One of the company’s on-going projects is located 50 miles from Alamosa in Crestone, Colorado, where they act as a subcontractor for Vaniwaarden Builders doing site preparation for Shumei International’s Buddhist retreat. So far, RMS has finished site prep for five of the Japanese religious group’s buildings, which include dormitories for monks, and has also helped Vaniwaarden complete a Hindu group’s Zen center in Crestone.

Charity first
It’s not uncommon for RMS to provide immediate service to those in need – whether it’s a late night service call, or if there’s a problem after a warranty has run out.

“Once we had customers call about a leach field not working that had been built about nine years ago,” says James Romo, service manager, RMS. “We went out and fixed it for free. It ended up being like a nine-year guarantee, instead of the standard warranty. Sometimes we also do things like that for senior citizens or churches. You go home feeling good about what you did.”

RMS also makes sure their equipment is in prime working order before they head out to a jobsite. Manuel Garcia, RMS’ equipment manager, maintains the equipment 80 percent of the time, and the equipment operators handle the daily maintenance tasks.

“Every day, we bring a willingness to do the hard jobs,” Malouff says. “Most of the guys with the company are really hard workers. Those who aren’t hard workers won’t be able to keep up with the ones we already have.”

Family man
While he doesn’t outwardly admit it, it’s easy to see Malouff has taken a family-oriented approach to his business because he’s so involved with his own. He and his wife Brenda have been married for 19 years and have four children, Neff and Kaitlyn, 12-year-old twins, Sage, 10, and Noah, 3 years old. “You always want more for your kids than yourself – or at least I believe that,” Malouff says. “And if they want to inherit my business one day, good. If not, then that’s OK.”

In his spare time, Malouff is a volunteer football coach, Little League coach and serves on his church’s building committee. Mike Milyard, compact construction equipment sales, Wagner Rents, and a friend of Malouff’s for 30 years, admits Malouff chooses to be selfless. “He’s probably the most giving person I know, and he’s calm – he rarely loses his temper.”

While Malouff may not focus on himself, he heavily depends on the cohesiveness of his employees. His down-to-earth mentality carries over into day-to-day tasks at RMS, and helps his staff see him as someone they can relate to. As Lenny Atencio, RMS job supervisor notes, “Whenever there’s a problem, I can talk to Bryan and he’ll fix it.”

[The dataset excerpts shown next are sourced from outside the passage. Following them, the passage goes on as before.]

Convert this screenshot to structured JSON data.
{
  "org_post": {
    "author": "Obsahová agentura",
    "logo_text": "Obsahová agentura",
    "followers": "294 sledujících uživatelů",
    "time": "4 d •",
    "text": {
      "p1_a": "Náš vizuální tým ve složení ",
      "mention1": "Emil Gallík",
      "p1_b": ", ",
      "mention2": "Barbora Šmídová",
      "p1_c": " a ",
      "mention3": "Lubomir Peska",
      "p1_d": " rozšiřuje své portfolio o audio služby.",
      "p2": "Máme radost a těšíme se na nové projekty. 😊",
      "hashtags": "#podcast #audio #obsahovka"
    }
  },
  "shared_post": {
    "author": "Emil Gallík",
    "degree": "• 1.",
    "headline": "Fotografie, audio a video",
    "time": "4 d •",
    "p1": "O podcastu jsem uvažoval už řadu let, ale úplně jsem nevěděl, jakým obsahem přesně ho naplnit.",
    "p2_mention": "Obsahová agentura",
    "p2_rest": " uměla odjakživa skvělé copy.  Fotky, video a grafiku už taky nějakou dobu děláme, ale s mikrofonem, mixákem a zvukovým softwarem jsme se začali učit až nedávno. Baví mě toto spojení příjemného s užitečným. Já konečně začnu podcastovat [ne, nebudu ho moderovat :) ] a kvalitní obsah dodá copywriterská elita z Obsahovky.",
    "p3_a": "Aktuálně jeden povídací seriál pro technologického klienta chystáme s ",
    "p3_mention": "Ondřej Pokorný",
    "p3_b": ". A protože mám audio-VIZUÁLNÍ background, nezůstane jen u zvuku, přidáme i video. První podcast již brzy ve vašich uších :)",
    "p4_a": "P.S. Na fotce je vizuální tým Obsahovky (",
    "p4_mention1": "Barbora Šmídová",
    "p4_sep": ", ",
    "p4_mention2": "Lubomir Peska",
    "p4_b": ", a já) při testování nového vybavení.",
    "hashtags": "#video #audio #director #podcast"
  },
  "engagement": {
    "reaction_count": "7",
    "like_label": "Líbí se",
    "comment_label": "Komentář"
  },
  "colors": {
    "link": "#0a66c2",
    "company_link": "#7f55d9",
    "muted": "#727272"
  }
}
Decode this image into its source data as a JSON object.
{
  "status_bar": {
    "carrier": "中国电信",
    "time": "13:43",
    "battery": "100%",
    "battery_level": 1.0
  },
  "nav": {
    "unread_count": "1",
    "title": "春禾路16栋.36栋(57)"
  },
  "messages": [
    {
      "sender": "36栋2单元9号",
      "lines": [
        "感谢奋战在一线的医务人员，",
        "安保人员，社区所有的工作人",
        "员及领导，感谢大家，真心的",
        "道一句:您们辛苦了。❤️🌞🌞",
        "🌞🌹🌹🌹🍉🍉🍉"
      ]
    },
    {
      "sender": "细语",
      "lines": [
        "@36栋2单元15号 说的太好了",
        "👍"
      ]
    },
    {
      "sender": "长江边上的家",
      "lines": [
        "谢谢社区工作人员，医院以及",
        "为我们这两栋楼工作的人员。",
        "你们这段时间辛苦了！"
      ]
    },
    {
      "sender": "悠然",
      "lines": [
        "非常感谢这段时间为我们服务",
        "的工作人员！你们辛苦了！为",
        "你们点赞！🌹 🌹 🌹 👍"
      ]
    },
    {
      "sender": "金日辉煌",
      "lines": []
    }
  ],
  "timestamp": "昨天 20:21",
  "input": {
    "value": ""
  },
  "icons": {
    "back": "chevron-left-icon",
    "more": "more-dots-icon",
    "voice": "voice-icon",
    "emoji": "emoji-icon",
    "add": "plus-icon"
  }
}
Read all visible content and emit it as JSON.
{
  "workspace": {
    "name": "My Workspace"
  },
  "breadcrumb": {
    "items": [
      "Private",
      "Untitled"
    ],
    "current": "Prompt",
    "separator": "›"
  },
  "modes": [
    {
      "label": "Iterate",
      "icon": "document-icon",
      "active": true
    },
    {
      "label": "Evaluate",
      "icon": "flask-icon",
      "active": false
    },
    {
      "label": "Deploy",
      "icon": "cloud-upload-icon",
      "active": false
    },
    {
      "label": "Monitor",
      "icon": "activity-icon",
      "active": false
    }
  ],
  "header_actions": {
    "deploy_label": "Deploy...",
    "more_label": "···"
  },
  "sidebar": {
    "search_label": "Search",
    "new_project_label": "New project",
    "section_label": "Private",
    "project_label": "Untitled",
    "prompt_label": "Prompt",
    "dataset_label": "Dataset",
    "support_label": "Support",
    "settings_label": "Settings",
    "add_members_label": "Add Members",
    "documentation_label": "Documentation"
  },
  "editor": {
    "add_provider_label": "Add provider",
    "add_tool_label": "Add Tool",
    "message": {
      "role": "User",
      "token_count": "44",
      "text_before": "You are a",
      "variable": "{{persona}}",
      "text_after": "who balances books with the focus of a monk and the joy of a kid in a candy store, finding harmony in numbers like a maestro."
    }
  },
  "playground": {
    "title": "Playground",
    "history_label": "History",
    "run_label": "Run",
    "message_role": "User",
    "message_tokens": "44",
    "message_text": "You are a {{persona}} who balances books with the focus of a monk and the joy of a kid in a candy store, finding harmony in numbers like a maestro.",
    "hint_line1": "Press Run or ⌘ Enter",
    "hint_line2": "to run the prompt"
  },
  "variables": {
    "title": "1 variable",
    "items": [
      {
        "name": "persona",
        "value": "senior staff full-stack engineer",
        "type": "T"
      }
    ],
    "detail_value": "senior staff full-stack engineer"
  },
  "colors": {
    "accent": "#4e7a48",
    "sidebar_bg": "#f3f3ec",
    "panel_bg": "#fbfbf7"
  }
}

Malouff prides himself on remaining as much a friend to his employees as he is their boss. “I try to see the bigger picture, and a lot of times, you have to let little things go,” he explains. As a result, he’s seen very little turnover, and the majority of his workforce has been with the company for several years.

Another major reason behind his employee retention: “I try to keep them feeling like they are at home as much as possible,” Malouff says. This includes giving employees three-day weekends so they can be with their families after they’ve worked four days on out-of-town projects.

Encouraging full-time staff to take part in the company’s profit sharing plan has also helped Malouff deal with potential problems. “It’s sort of saying, ‘this is your grade’,” he says. “Everything is open and employees can see what the company’s done and what needs to be done.”

Malouff and Brenda host an end-of-the-year theme party for the staff and their families as a way to relax and reflect on all they’ve accomplished. This past year, the company had a “MASH” theme, with everyone dressed up as characters from the television show.

“One year, instead of a theme, we had a dunking machine and had to pay for balls to throw at the target,” says Theresa Garcia, RMS’ office manager. “After the staff had their fun dunking each other, Bryan donated all the profits to a homeless shelter.”

RMS’ employees operate much like a big family, smiling and joking, while ensuring that communication and the company’s reputation remains key. “If somebody is behind in their work, someone else will come in and help get the job done,” Romo says. “We back each other up here.”